Insights from IEEE Big Data 16

Posted by Marco Santoni on Mon 26 December 2016

I have attended the IEEE Big Data 16 conference in Washington DC. I thank my company for sponsoring the trip. The conference included a special symposium dedicated to manufacturing. The symposium hosted some participants of the Bosch Production Line Performance competition from Kaggle.

I'll list here a few notes I took during the conference.

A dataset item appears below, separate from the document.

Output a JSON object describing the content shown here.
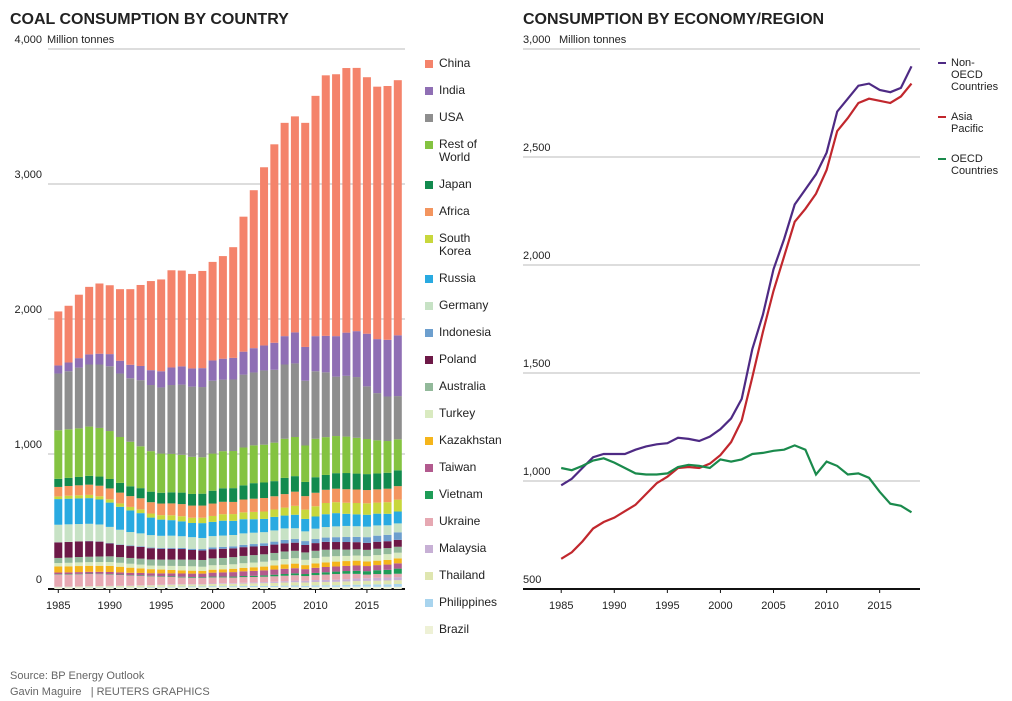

  • Streaming Processing. I heard about the most popular architectures nowadays, and I highly recommend reading the blog posts by the authors of such architectures:
  • K-Spectral Centroid. The K-Spectral Centroid algorithm clusters time series by their shape, and finds the most representative shape (the cluster centroid) for each cluster.
  • K-D Tree partition: an algorithm for space partitioning.
  • Database Decay. Interesting keynote by Michael Stonebraker. Shortly, large applications often share a centralized database used by different groups of a company. The DBA point of view:
    • High Risk. When changing a DB schema, I need to find applications all around in the company and update them accordingly (do I have budget for that?).
    • Low Risk. No change in schema, I do a workaround in data.
    • Claim. DBA want to lower the risk. --> no change in schema --> ER diagram diverges from reality --> database decay.
    • At some point, a total rewrite is the only way forward.
    • If you work in analytics getting data from operational DB, you realize data is getting more and more dirty.
  • PMML Scoring Engine. Max Ferguson introduced what a Predictive Model Markup Language (PMML) is. Basically, if you train a model and want to share it in a different application, PMML is a standard that defines how models should be stored as an XML.
  • Uncertainty in RFs. Random Forests can express uncertainty. One just needs to look at distribution of predictions among the decision trees of the model.
  • Bosch. Rumi Ghosh introduced the data science team at Bosch.
    • Insight from production plants: plant managers prefer interpretable models (logistic regression or decision tree) over black box models.
    • Research directions:
    • Root cause analysis (via Bayesian inference)
    • Class imbalance
  • 3 Approaches in Kaggle Competition. Bohdan Pavlyshenko gave a talk on the three approaches he explored during the Kaggle competition about failure detection:
    • Pure machine learning approach. 2-Levels of model ensembling, a pure black-box.
    • Generalized Linear Model with Lasso regularization. Informative about feature impact.
    • Bayesian model in BUGS. It enables to obtain the estimate of the probability distribution for each coefficient.
  • FTLR. Follow the regularized leader: a feature engineering method used to convert all categorical feature into one numerical feature.
  • CRF. Conditional Random Fields is a class of predictive models used when the dataset is represented as a graph. Each node is a sample with a vector X and a target variable y.